USDA Announces Appointments to the American Lamb Board

November 09, 2023

The U.S. Department of Agriculture (USDA) announced the appointment of five members to serve on the American Lamb Board. All five of the appointees will serve three-year terms. The terms of the members start January 2024 and end January 2027.

Newly appointed members are:

  • Steve Breeding, Seaford, Del. – Producer (100 or less head)
  • David McEwen, Galata, Mont. – Producer (Greater than 500 head)
  • Catherine Harper, Eaton, Colo. – Feeder (Less than 5,000 head)
  • Carlos R. Barba, Naperville, Ill. – First Handler
  • Michael N. Duff, Blackfoot, Idaho – Seedstock Producer

The 13-member American Lamb Board is composed of six producers, three feeders, three first handlers and one seedstock producer. Two producers appointed to the board must own 100 or less head of lambs annually; one producer must own 101 to 500 head of lambs annually; and three producers must own more than 500 head of lambs annually. At least one feeder must feed less than 5,000 head of lambs annually and at least one must feed more than 5,000 head of lambs annually.

More information about the board and a list of board members is available on the Agricultural Marketing Service (AMS) American Lamb Board webpage.  

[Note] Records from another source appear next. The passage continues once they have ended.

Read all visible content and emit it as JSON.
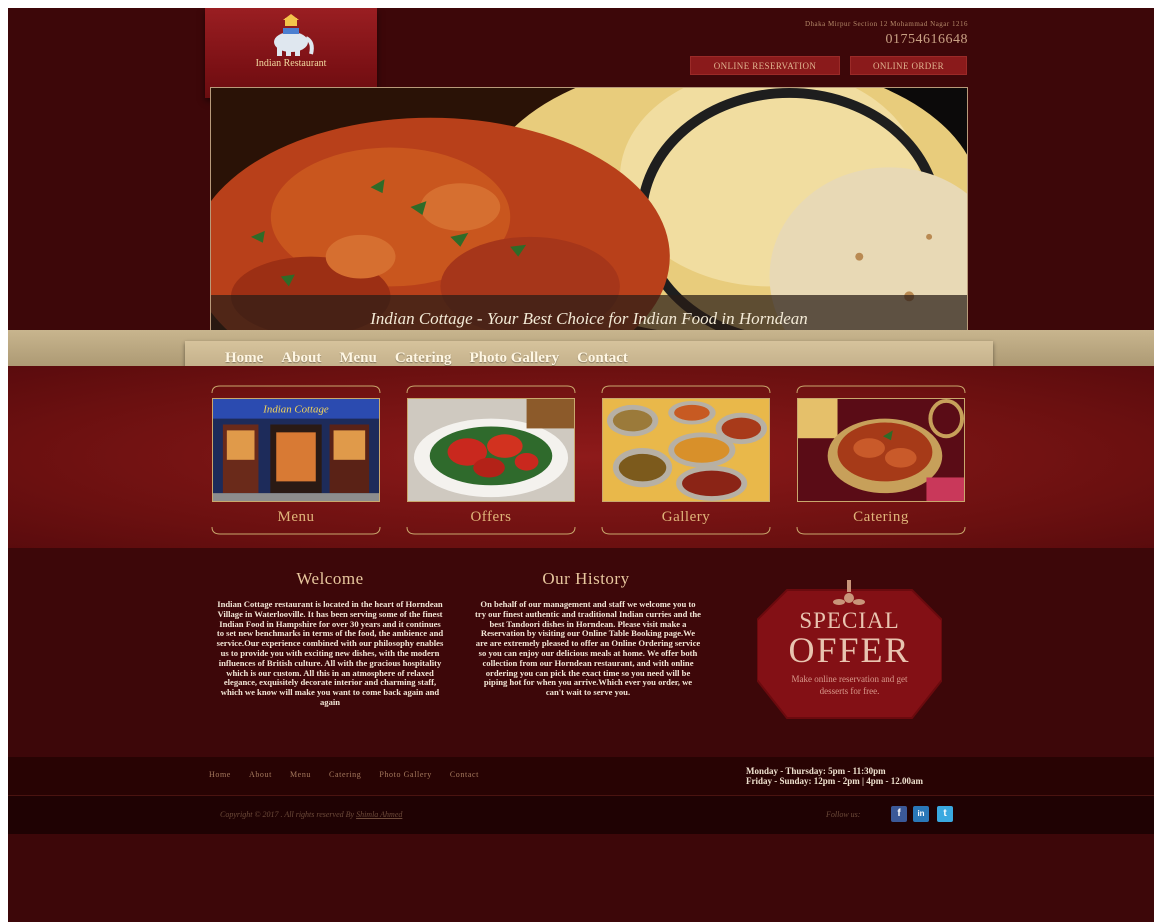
{
  "brand": {
    "name": "Indian Restaurant"
  },
  "contact": {
    "address": "Dhaka Mirpur Section 12 Mohammad Nagar 1216",
    "phone": "01754616648"
  },
  "top_buttons": {
    "reservation": "ONLINE RESERVATION",
    "order": "ONLINE ORDER"
  },
  "hero": {
    "caption": "Indian Cottage - Your Best Choice for Indian Food in Horndean"
  },
  "nav": {
    "items": [
      "Home",
      "About",
      "Menu",
      "Catering",
      "Photo Gallery",
      "Contact"
    ]
  },
  "features": [
    {
      "label": "Menu"
    },
    {
      "label": "Offers"
    },
    {
      "label": "Gallery"
    },
    {
      "label": "Catering"
    }
  ],
  "storefront_sign": "Indian Cottage",
  "welcome": {
    "title": "Welcome",
    "text": "Indian Cottage restaurant is located in the heart of Horndean Village in Waterlooville. It has been serving some of the finest Indian Food in Hampshire for over 30 years and it continues to set new benchmarks in terms of the food, the ambience and service.Our experience combined with our philosophy enables us to provide you with exciting new dishes, with the modern influences of British culture. All with the gracious hospitality which is our custom. All this in an atmosphere of relaxed elegance, exquisitely decorate interior and charming staff, which we know will make you want to come back again and again"
  },
  "history": {
    "title": "Our History",
    "text": "On behalf of our management and staff we welcome you to try our finest authentic and traditional Indian curries and the best Tandoori dishes in Horndean. Please visit make a Reservation by visiting our Online Table Booking page.We are are extremely pleased to offer an Online Ordering service so you can enjoy our delicious meals at home. We offer both collection from our Horndean restaurant, and with online ordering you can pick the exact time so you need will be piping hot for when you arrive.Which ever you order, we can't wait to serve you."
  },
  "special_offer": {
    "line1": "SPECIAL",
    "line2": "OFFER",
    "text": "Make online reservation and get desserts for free."
  },
  "footer": {
    "links": [
      "Home",
      "About",
      "Menu",
      "Catering",
      "Photo Gallery",
      "Contact"
    ],
    "hours_1": "Monday - Thursday: 5pm - 11:30pm",
    "hours_2": "Friday - Sunday: 12pm - 2pm | 4pm - 12.00am",
    "copyright": "Copyright © 2017 . All rights reserved By",
    "author": "Shimla Ahmed",
    "follow": "Follow us:"
  },
  "social": [
    "facebook-icon",
    "linkedin-icon",
    "twitter-icon"
  ],
  "colors": {
    "page_bg": "#3d0709",
    "red_band": "#8e1a1a",
    "nav_beige": "#d6c39c",
    "gold_text": "#e0b57a"
  }
}
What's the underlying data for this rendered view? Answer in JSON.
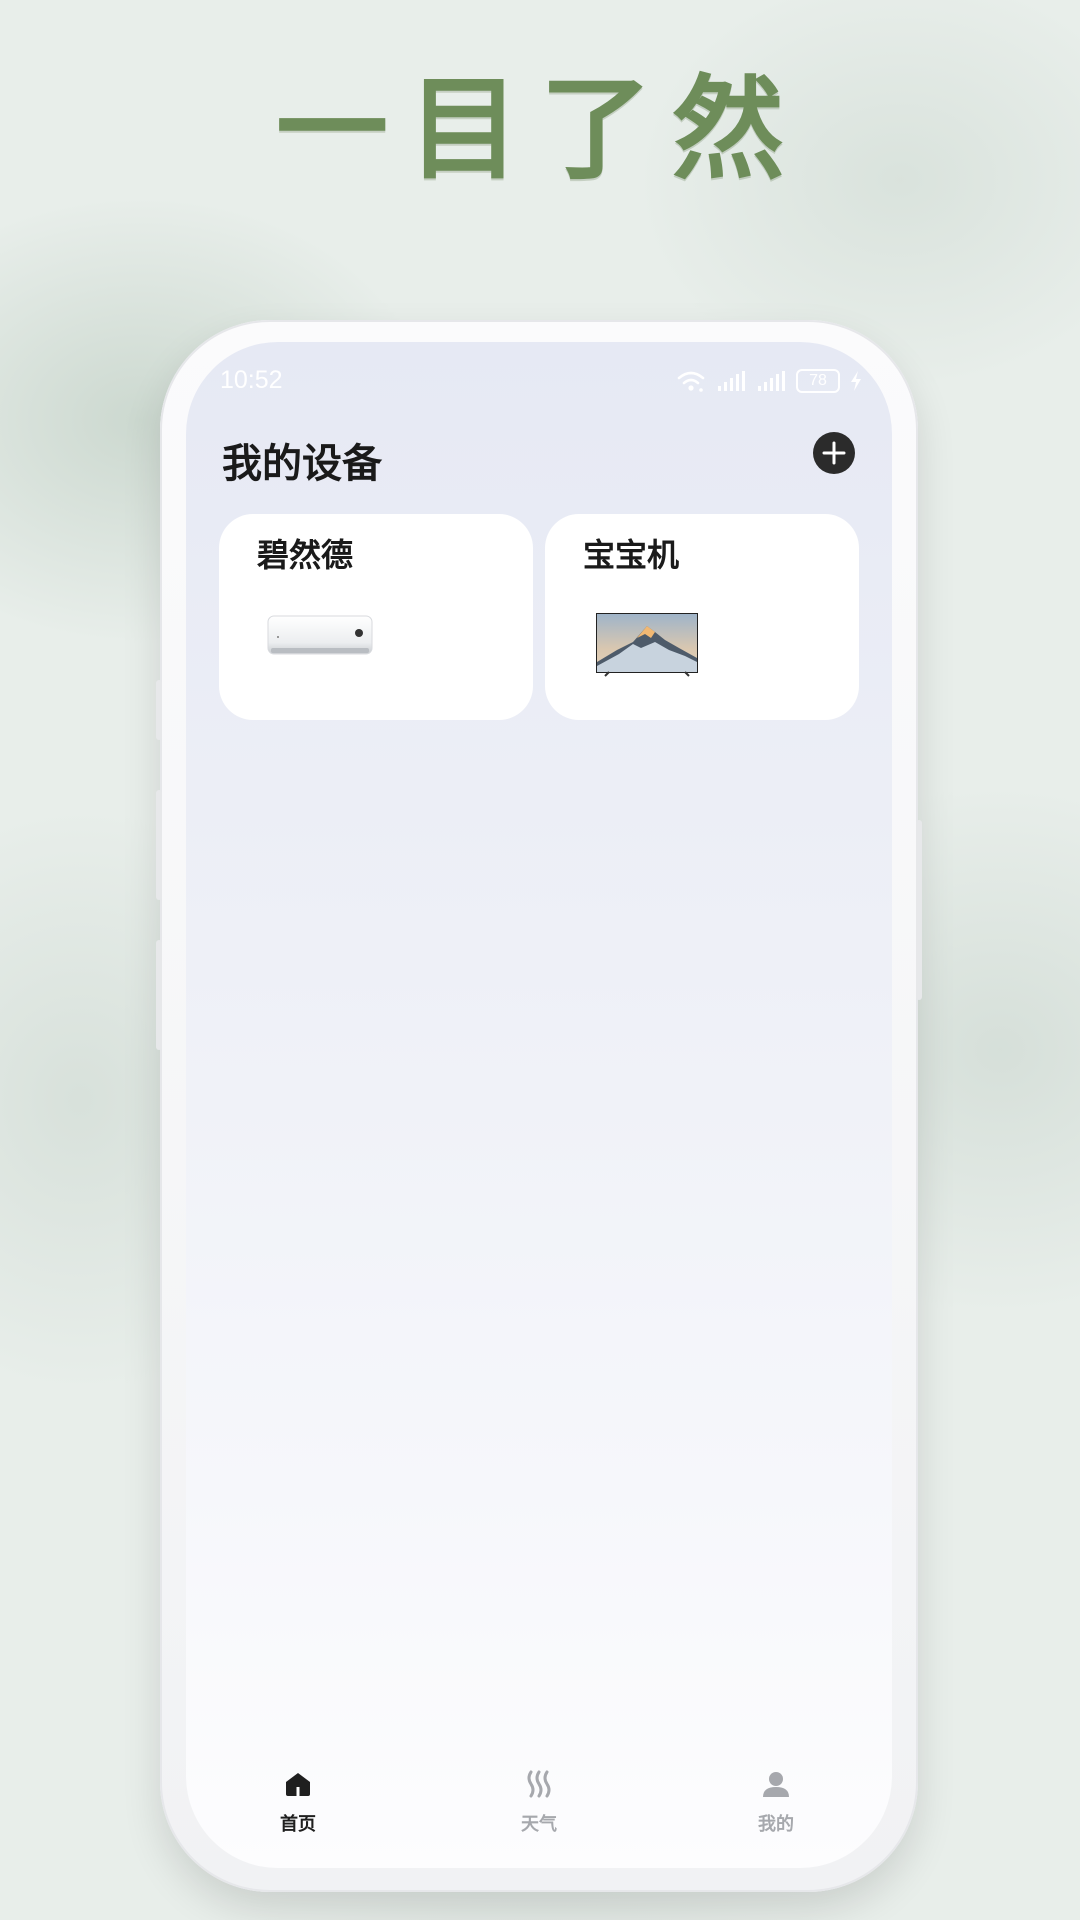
{
  "headline": "一目了然",
  "status_bar": {
    "time": "10:52",
    "battery": "78",
    "icons": [
      "wifi-icon",
      "signal-icon",
      "signal-icon",
      "battery-icon",
      "charging-icon"
    ]
  },
  "header": {
    "title": "我的设备",
    "add_icon": "plus-icon"
  },
  "devices": [
    {
      "name": "碧然德",
      "image": "air-conditioner"
    },
    {
      "name": "宝宝机",
      "image": "television"
    }
  ],
  "tab_bar": {
    "active": 0,
    "items": [
      {
        "label": "首页",
        "icon": "home-icon"
      },
      {
        "label": "天气",
        "icon": "weather-icon"
      },
      {
        "label": "我的",
        "icon": "person-icon"
      }
    ]
  },
  "colors": {
    "headline": "#6e8d5a",
    "active_tab": "#1f1f1f",
    "inactive_tab": "#a6a8ad"
  }
}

Since 1966, Congress has authorized the development of industry-funded research and promotion boards to provide a framework for agricultural industries to pool their resources and combine efforts to develop new markets, strengthen existing markets and conduct important research and promotion activities. AMS provides oversight of 22 boards, paid for by industry assessments, which helps ensure fiscal accountability and program integrity.

AMS policy is that diversity of the boards, councils and committees it oversees should reflect the diversity of their industries in terms of the experience of members, methods of production and distribution, marketing strategies, and other distinguishing factors, including but not limited to individuals from historically underserved communities, that will bring different perspectives and ideas to the table. Throughout the full nomination process, the industry must conduct extensive outreach, paying particular attention to reaching underserved communities, and consider the diversity of the population served and the knowledge, skills, and abilities of the members to serve a diverse population.